同じく、「宛」と記載された郵便物に返信するときには、ちゃんと二重線で「宛」を削除し、「御中」と書き直しましょう。

(例文)
・〇〇総合病院 総務課 宛
・△△銀行 カード審査部 宛

「係」の使い方

「係」組織の中である仕事を担当することを指す表現として、「行」や「宛」と同じく、返信用封筒やハガキによく使われる敬称です。しかし「係」は、他の敬称と併用できるという点で他と差があります。「〇〇係 行」や「〇〇係 御中」といった書き方もできます。

(例文)
・××株式会社 人事部 採用係
・〇〇市役所 市民課 住民税係 行
・(株)△△ 品質保証課 商品検査係 御中

「各位」の使い方

「各位」はビジネスメールなどでよく使われる表現で、複数の人に対して敬意を表す敬称です。目の上の人でも、目の下の人でも、地位に関係なく使える言葉です。
すでに敬意の意味が含まれているので、「様」との併用はできません。例えば「担当者様 各位」ではなく、「担当者 各位」の方が正しい書き方です。また、「各位」の次に「様」を付ける書き方も間違っているので、注意してくださいね。

(例文)
・〇〇株式会社 支社採用担当者 各位
・△△百貨店 販売促進担当者 各位

「殿」の使い方

「殿」は主に社内での文章やメールに使われることが多い表現で、「様」と似たような使い方をします。しかし、「様」が幅広く使われることに比べて「殿」は使い方に注意が必要です。

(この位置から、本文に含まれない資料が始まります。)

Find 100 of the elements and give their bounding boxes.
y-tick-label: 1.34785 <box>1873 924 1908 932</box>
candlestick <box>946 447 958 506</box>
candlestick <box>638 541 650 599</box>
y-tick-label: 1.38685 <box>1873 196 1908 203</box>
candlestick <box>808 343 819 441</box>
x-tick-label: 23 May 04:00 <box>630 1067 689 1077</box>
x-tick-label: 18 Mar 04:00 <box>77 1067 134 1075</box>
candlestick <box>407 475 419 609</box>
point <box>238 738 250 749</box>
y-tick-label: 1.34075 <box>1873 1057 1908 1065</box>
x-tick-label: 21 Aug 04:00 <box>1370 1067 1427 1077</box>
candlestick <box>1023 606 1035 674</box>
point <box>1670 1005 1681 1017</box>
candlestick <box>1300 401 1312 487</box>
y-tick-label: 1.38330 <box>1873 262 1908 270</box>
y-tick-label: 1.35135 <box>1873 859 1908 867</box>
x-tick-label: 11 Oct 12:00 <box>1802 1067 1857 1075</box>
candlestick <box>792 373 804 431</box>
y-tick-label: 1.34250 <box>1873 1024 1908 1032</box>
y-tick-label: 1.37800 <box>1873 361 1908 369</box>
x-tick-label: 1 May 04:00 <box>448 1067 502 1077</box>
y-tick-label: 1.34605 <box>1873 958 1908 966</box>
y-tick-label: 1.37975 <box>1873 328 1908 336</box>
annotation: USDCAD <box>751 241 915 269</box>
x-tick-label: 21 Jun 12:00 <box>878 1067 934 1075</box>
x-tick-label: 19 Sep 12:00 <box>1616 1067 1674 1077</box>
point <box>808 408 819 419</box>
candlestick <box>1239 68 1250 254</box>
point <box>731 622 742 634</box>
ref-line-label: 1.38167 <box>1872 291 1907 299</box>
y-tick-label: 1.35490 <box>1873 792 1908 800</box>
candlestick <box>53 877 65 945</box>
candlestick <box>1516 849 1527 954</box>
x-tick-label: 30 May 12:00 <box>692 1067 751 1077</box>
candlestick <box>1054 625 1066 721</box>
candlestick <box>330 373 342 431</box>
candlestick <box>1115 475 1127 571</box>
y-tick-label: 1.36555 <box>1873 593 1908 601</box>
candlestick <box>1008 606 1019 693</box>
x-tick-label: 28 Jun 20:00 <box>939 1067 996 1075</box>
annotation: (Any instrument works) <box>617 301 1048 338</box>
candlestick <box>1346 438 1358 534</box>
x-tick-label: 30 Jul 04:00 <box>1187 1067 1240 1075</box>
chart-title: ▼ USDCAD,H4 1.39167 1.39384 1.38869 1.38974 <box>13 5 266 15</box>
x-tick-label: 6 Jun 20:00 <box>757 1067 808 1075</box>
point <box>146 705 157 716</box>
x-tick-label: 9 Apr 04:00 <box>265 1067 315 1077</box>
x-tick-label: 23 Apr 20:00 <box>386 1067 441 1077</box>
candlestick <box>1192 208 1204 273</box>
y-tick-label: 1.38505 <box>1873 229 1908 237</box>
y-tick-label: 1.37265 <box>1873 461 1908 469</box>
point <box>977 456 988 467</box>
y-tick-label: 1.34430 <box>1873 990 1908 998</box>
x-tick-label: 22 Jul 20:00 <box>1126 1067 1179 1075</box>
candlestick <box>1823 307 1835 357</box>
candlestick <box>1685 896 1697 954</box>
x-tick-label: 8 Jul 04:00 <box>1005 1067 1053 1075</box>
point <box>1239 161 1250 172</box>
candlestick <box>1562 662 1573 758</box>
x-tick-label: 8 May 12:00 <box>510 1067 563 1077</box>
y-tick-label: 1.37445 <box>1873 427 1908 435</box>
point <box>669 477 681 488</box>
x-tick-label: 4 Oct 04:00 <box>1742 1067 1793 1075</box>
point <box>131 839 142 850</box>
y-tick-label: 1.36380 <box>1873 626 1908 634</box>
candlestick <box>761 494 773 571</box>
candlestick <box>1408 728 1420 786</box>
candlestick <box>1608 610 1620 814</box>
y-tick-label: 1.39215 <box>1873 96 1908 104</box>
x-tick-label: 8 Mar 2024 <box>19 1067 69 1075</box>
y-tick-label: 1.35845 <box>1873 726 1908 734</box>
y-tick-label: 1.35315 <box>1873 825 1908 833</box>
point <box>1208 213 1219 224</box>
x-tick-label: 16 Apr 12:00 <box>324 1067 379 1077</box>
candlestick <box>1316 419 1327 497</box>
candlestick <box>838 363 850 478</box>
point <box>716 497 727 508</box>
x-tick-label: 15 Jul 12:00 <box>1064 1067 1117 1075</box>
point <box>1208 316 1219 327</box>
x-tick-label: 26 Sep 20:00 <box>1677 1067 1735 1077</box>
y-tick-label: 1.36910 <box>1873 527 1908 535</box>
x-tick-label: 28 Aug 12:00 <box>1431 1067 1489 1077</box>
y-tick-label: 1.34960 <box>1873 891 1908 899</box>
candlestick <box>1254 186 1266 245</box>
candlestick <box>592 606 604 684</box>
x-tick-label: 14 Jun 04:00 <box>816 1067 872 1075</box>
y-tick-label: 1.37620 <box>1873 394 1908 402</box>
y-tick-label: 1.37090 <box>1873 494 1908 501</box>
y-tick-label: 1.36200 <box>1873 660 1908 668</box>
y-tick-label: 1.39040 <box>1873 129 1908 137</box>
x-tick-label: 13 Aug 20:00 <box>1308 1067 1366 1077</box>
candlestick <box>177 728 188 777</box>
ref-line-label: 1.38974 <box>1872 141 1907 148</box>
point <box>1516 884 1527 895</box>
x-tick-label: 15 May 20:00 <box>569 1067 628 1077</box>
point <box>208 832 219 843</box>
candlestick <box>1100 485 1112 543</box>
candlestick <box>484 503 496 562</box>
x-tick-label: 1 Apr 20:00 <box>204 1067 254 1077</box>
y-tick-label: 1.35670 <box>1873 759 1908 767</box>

「様」は個人名、会社名に付けてますが、「殿」は必ず役職名に付くので、覚えておくといいでしょう。また、目の上の人に使うと失礼に感じることが多いので、社外の方には使用を控えてください。

(例文)
・採用担当課長 殿
・鈴木経理部長 殿

「御中」を英語でいうと?

「御中」を英語でいうと?

英語で手紙やメールを作成するとき、「〇〇御中」はどういう表現を使えばいいか迷った経験はありませんか?「御中」に当てはまる英語表現を紹介します。

Dear

英語のメールや手紙の冒頭でよく「Dear+名前」と書いてあることを目にしますよね。英語ではこの部分を「greeting」または「salutation」と言い、誰宛ての手紙・メールなのかがわかる部分です。日本語でいう敬称に当てはまりますね。

「dear」を直訳すると「親愛なる」ですので、家族や友人など親しい人への文章で使うイメージがありますが、ビジネス文章でも使える万能な表現です。

To whom it may concern

「to whom it may concern」は「ご担当者様」、「関係者各位」という意味で、アメリカでよく使われる表現です。初めての問い合わせで担当者の名前がわからない場合や、連絡先は知っているが相手の名前が不明な場合などに使います。
同じ意味の表現で「Dear Sir or Madam」がありますが、少し古めかしい表現で、現在はあまり使われていません。

まとめ

「御中」は会社名や団体名に宛てる敬称です。敬称の違いや使い方をマスターし、自分のビジネスマナーを一段アップグレードしてくださいね。